Home Prices vs Wages: Why Buying a Home Got Harder

Since 2006, U.S. home prices and average wages have both roughly doubled — but they got there very differently. Home prices crashed in 2008, then surged past their old bubble peak, while paychecks rose steadily. Layer on higher mortgage rates and home affordability sits near its worst in decades. Here's the full picture.

Have home prices really outpaced wages?

It depends where you start. Measured from the 2006 bubble peak, average hourly wages have actually risen a touch more than median home prices — because prices crashed hard in 2008 and took years to recover. But measured from the 2012 bottom, home prices have sprinted well ahead of wages. The honest takeaway: over two decades the two have grown roughly in line, but home prices took a wild detour along the way.

The real story is volatility — and rates

The indexed view above makes the difference obvious: wages climb a smooth, steady line, while home prices crash and surge. The 2020–2022 jump — roughly 40% in two years — was the fastest on record. And what truly broke affordability wasn't just price: when mortgage rates jumped from under 3% to over 7% in 2022–23, the monthly payment on the same house rose by roughly half, even before any price increase.

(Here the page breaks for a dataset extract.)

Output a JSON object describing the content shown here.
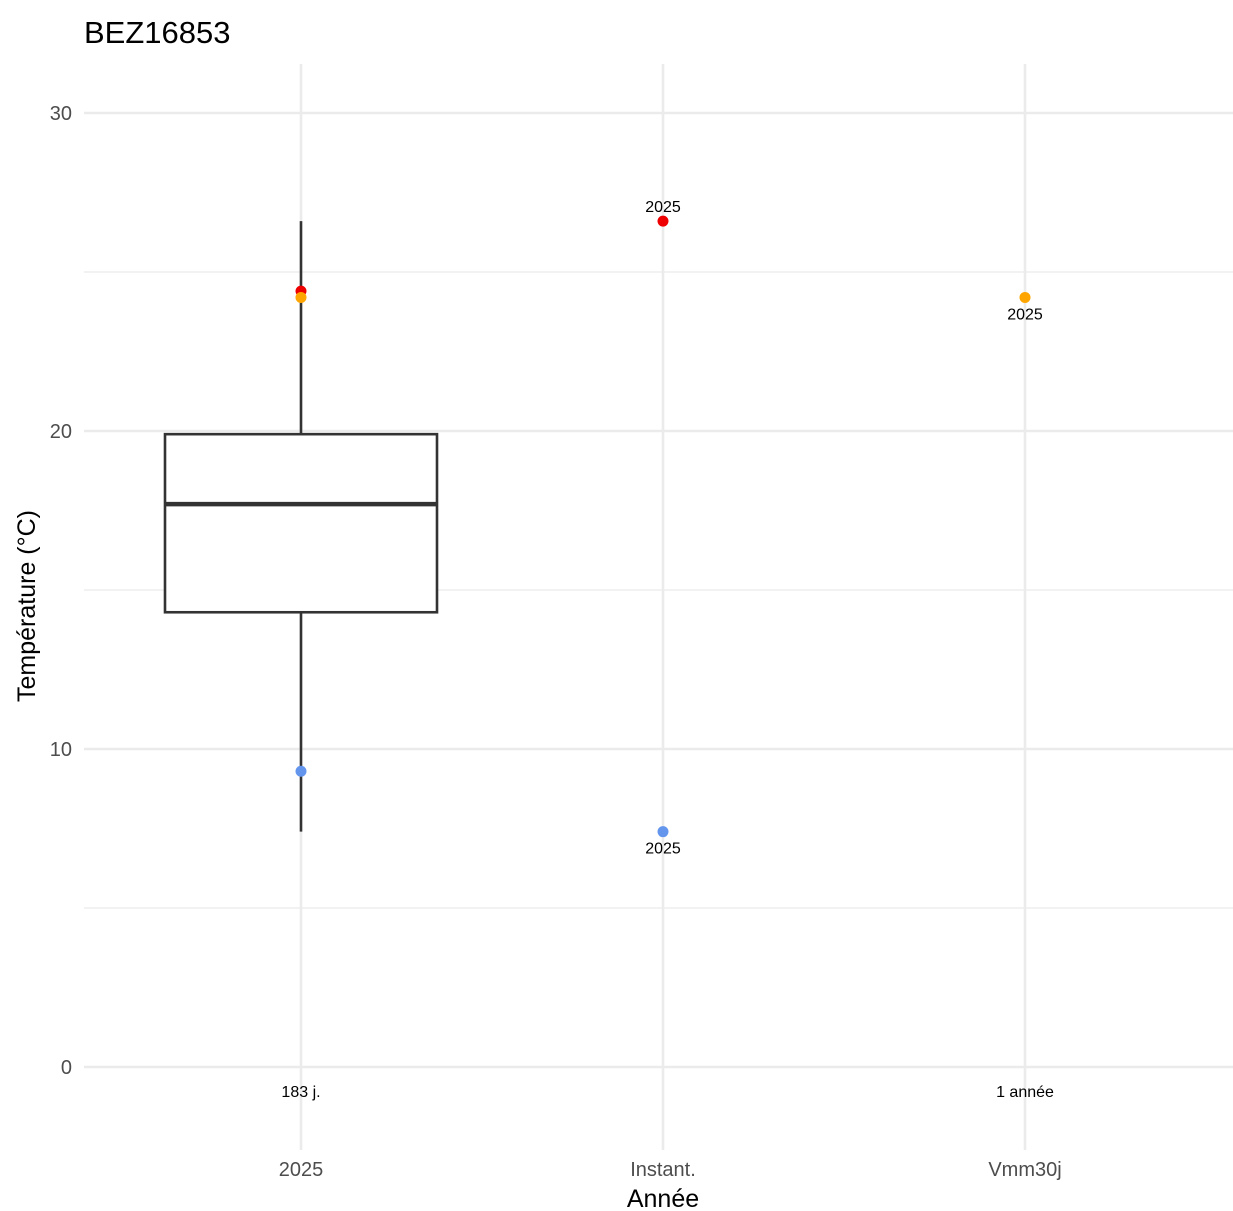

Why homes feel unaffordable even when prices flatten

Affordability is about the payment, not the sticker price — and the payment depends on price and the mortgage rate. A median U.S. home now costs around $400,000; financing it at 7% instead of 3% adds hundreds of dollars a month. That's why buyers can feel squeezed even in years when prices barely move.

How affordability is actually measured

Economists gauge affordability with a few ratios. The price-to-income ratio compares the typical home price to typical household income — it has climbed well above its historical norm, so a home now costs more years of income than it used to. But the figure that bites hardest is the monthly payment as a share of income, which folds in the mortgage rate. By that measure, affordability hit its worst level in decades after 2022, as high prices and 7% rates combined — even though, over the long run, prices and wages had grown at broadly similar rates.

Frequently asked questions

Have home prices risen faster than wages?

From the 2012 housing bottom, yes — sharply. From the 2006 bubble peak, wages and home prices have grown roughly in line, because prices crashed in 2008 first.

How much have U.S. home prices risen since 2006?

The median sale price is up well over 60%, and the quality-adjusted Case-Shiller index more than 80% — but with a deep crash in between.

Why is housing so unaffordable right now?

A combination of high price levels and mortgage rates above 6–7%, which together push monthly payments to multi-decade highs relative to income.

What's the difference between median price and Case-Shiller?

Median sale price tracks the middle home that sold; Case-Shiller tracks repeat sales of the same homes, controlling for size and quality.